Lamont’s executive order also outlined that while nursing home residents do have the right to receive visitors and designate support persons and caretakers, it’s not unreasonable to ask these visitors to be vaccinated.
“[I]t is reasonable and necessary during the present spike in COVID-19 cases to require visitors to continue to wear a mask and show that they have received a booster vaccine, if eligible, or proof of a negative COVID-19 test to protect the public health of nursing home residents,” the order stated.
The requirement went into effect on Saturday, and Lamont released a statement with the news, explaining why he was imposing this requirement, Just the News reported.
“We know that some of the people who are most vulnerable to the impacts of COVID-19 include those who live in nursing homes, which is why we need to be doing everything we can to protect them from this virus,” Lamont said in the statement. “This is one more precaution we can implement at these facilities to keep them safe.”
Is it reasonable to require nursing home visitors be vaccinated?
The Connecticut Department of Public Health will distribute antigen tests to nursing homes across the state, so visitors can be tested upon entry if needed, the press release from Lamont’s office said.
Despite Lamont’s reasoning that this new requirement will keep nursing home residents safe, earlier in the month he was actually asking nursing homes to take in COVID-positive patients, WTNH reported.
But nursing homes are already suffering from staffing shortages, so this was a difficult request.
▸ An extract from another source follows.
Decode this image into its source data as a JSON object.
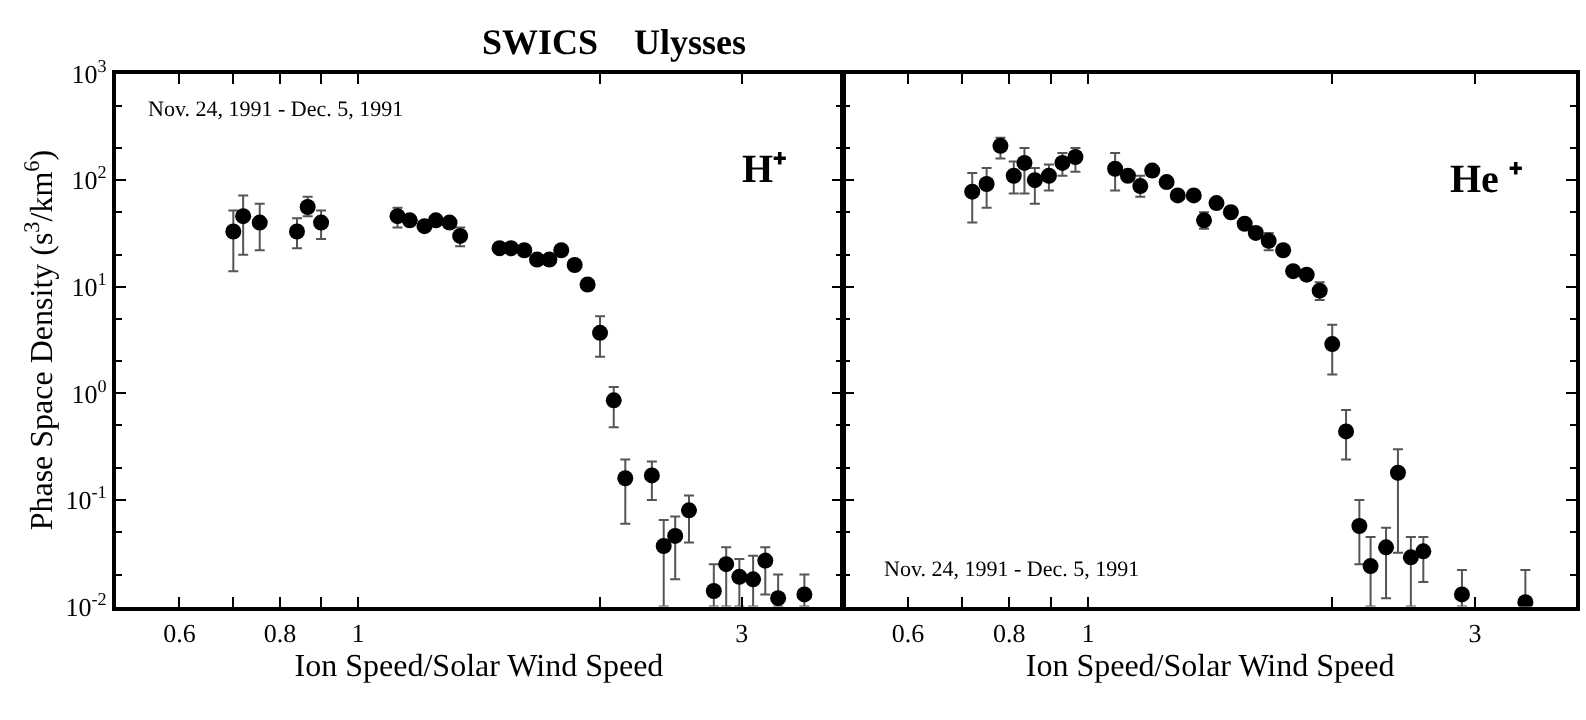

“What they’re going to find is that this program is not going to work because we don’t have staff,” said Paul Liistro, chief executive officer of Manchester Manor and Vernon Manor — two nursing homes in the state.
David Hunter with Mary Wade Nursing Home said, “Our primary concern is keeping everyone within our campus safe from this virus.”
“Do we have the space to isolate? Do we have the staff to provide the staffing, the care for an isolated individual,” Hunter added.
But Lamont’s office explained that the reason they wanted to put positive COVID patients into nursing homes was to help hospitals from being overwhelmed while they assessed next steps to fix the problem.
“The purpose of this is to help DPH understand the constraints on the system which could lead to potential other actions, like the opening of recovery centers,” a spokesperson from the governor’s office said, WTNH reported.
Despite this move to put COVID-positive patients into nursing homes, Gov. Lamont still wants visitors to be vaccinated or tested negative before seeing their loved ones.